I have three groups in WSUS. I configure my Windows Update agents either via group policy (AD members) or registry edits (.REG files for workgroup members) to be members of 1 of 3 groups:
- Testing – contains VM’s with various blends of OS and application
- Management – Our production AD, management systems, and online applications
- Hosting– Hosted customer servers
We’re a hosting company. WSUS has an automatic approval policy for the Testing group. The machines in that group are VM’s on my Hyper-V lab server. They patch in the late morning/early afternoon (around lunch) so we can see how they reacted.
Ideally that group would contain samples of the various bits of hardware you have on the network to include drivers in the mix. I was lucky enough to be able to do that with one employed in the past – but we did push out updates in less than a week from release. However, I need to be cost conscious and that is not an option now.

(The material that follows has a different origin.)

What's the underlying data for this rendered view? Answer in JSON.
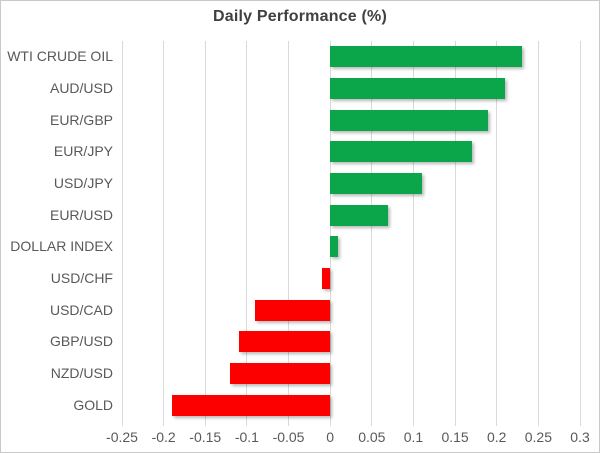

When we’re happy we sit and watch the news. If all is well, change control happens, and then we approve the updates for the management network. Stealing a line from Microsoft, we eat our own dog food. Over the 3 nights of the following weekend (Friday, Saturday, Sunday), machines are patched and reboot automatically. Some services are clustered/replicated and we do them on different nights or time slots. We have scheduled scripts on the OpsMgr RMS to put machines into maintenance mode.
Now we watch how that went and continue to watch the news wires. If there’s no more problems then we approve the updates for the hosting customers after another change control process. Patches then deploy according to their pre-agreed time windows.

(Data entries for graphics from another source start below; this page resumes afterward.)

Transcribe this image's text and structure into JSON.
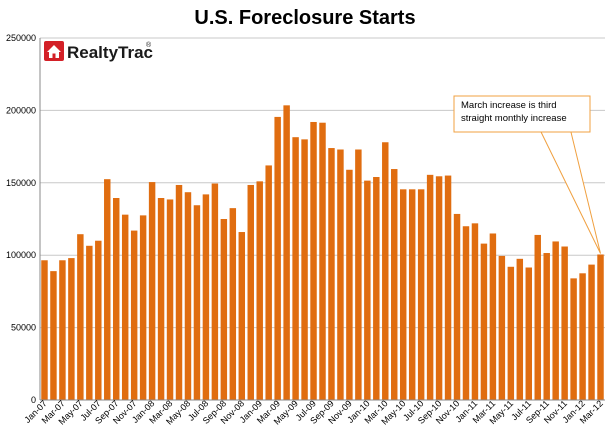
{
  "chart_data": {
    "type": "bar",
    "title": "U.S. Foreclosure Starts",
    "xlabel": "",
    "ylabel": "",
    "ylim": [
      0,
      250000
    ],
    "yticks": [
      0,
      50000,
      100000,
      150000,
      200000,
      250000
    ],
    "ytick_labels": [
      "0",
      "50000",
      "100000",
      "150000",
      "200000",
      "250000"
    ],
    "grid": true,
    "bar_color": "#E06D10",
    "categories": [
      "Jan-07",
      "Feb-07",
      "Mar-07",
      "Apr-07",
      "May-07",
      "Jun-07",
      "Jul-07",
      "Aug-07",
      "Sep-07",
      "Oct-07",
      "Nov-07",
      "Dec-07",
      "Jan-08",
      "Feb-08",
      "Mar-08",
      "Apr-08",
      "May-08",
      "Jun-08",
      "Jul-08",
      "Aug-08",
      "Sep-08",
      "Oct-08",
      "Nov-08",
      "Dec-08",
      "Jan-09",
      "Feb-09",
      "Mar-09",
      "Apr-09",
      "May-09",
      "Jun-09",
      "Jul-09",
      "Aug-09",
      "Sep-09",
      "Oct-09",
      "Nov-09",
      "Dec-09",
      "Jan-10",
      "Feb-10",
      "Mar-10",
      "Apr-10",
      "May-10",
      "Jun-10",
      "Jul-10",
      "Aug-10",
      "Sep-10",
      "Oct-10",
      "Nov-10",
      "Dec-10",
      "Jan-11",
      "Feb-11",
      "Mar-11",
      "Apr-11",
      "May-11",
      "Jun-11",
      "Jul-11",
      "Aug-11",
      "Sep-11",
      "Oct-11",
      "Nov-11",
      "Dec-11",
      "Jan-12",
      "Feb-12",
      "Mar-12"
    ],
    "x_tick_labels": [
      "Jan-07",
      "Mar-07",
      "May-07",
      "Jul-07",
      "Sep-07",
      "Nov-07",
      "Jan-08",
      "Mar-08",
      "May-08",
      "Jul-08",
      "Sep-08",
      "Nov-08",
      "Jan-09",
      "Mar-09",
      "May-09",
      "Jul-09",
      "Sep-09",
      "Nov-09",
      "Jan-10",
      "Mar-10",
      "May-10",
      "Jul-10",
      "Sep-10",
      "Nov-10",
      "Jan-11",
      "Mar-11",
      "May-11",
      "Jul-11",
      "Sep-11",
      "Nov-11",
      "Jan-12",
      "Mar-12"
    ],
    "values": [
      96500,
      89000,
      96500,
      98000,
      114500,
      106500,
      110000,
      152500,
      139500,
      128000,
      117000,
      127500,
      150500,
      139500,
      138500,
      148500,
      143500,
      134500,
      142000,
      149500,
      125000,
      132500,
      116000,
      148500,
      151000,
      162000,
      195500,
      203500,
      181500,
      180000,
      192000,
      191500,
      174000,
      173000,
      159000,
      173000,
      151500,
      154000,
      178000,
      159500,
      145500,
      145500,
      145500,
      155500,
      154500,
      155000,
      128500,
      120000,
      122000,
      108000,
      115000,
      99500,
      92000,
      97500,
      91500,
      114000,
      101500,
      109500,
      106000,
      84000,
      87500,
      93500,
      100500
    ],
    "annotation": {
      "lines": [
        "March increase is third",
        "straight monthly increase"
      ],
      "target_category": "Mar-12",
      "border_color": "#F0A040"
    }
  },
  "logo": {
    "text": "RealtyTrac",
    "mark": "®",
    "icon": "house-icon",
    "color": "#D32027"
  }
}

The end result is that within 2-3 weeks all security updates are deployed. You could compress this down to a week. We are totally minimizing the risk of being stung by a “bad” update. Like I said earlier, MS probably did test the update as far as is realistically possible. There is always the chance that something bad happens.
Steve Reilly’s argument was that if you get a bad update then you call easily rollback your server farm because it’s probably 90% virtual. In my opinion you shouldn’t really use snapshots in production on Hyper-V. They’re supported but they suck the life from your VM’s. DPM or 3rd party solutions that are using the Hyper-V VSS writer are cool for this. But really, do you want to risk your production network going down for hours while you recover (starting at 3am when your patch failed) because of the rush to deploy an update that will likely not have an attack vector for quite some time?
Weigh the various risks and make an informed decision for yourself. Maybe Steve Reilly’s approach to push out updates without testing is right for you. Maybe my phased and cautious approach is. Maybe there is a middle ground that you prefer. Do the research and be sure you know why you make your decision and that it is based on fact.
There is strong suspicion that the BSOD’s are actually happening on machines that were already infected by a rootkit called TDSS. It attacks ATAPI.SYS and replacing that file appears to fix the BSOD issue as well. Microsoft Security Essentials appears to be able to detect it.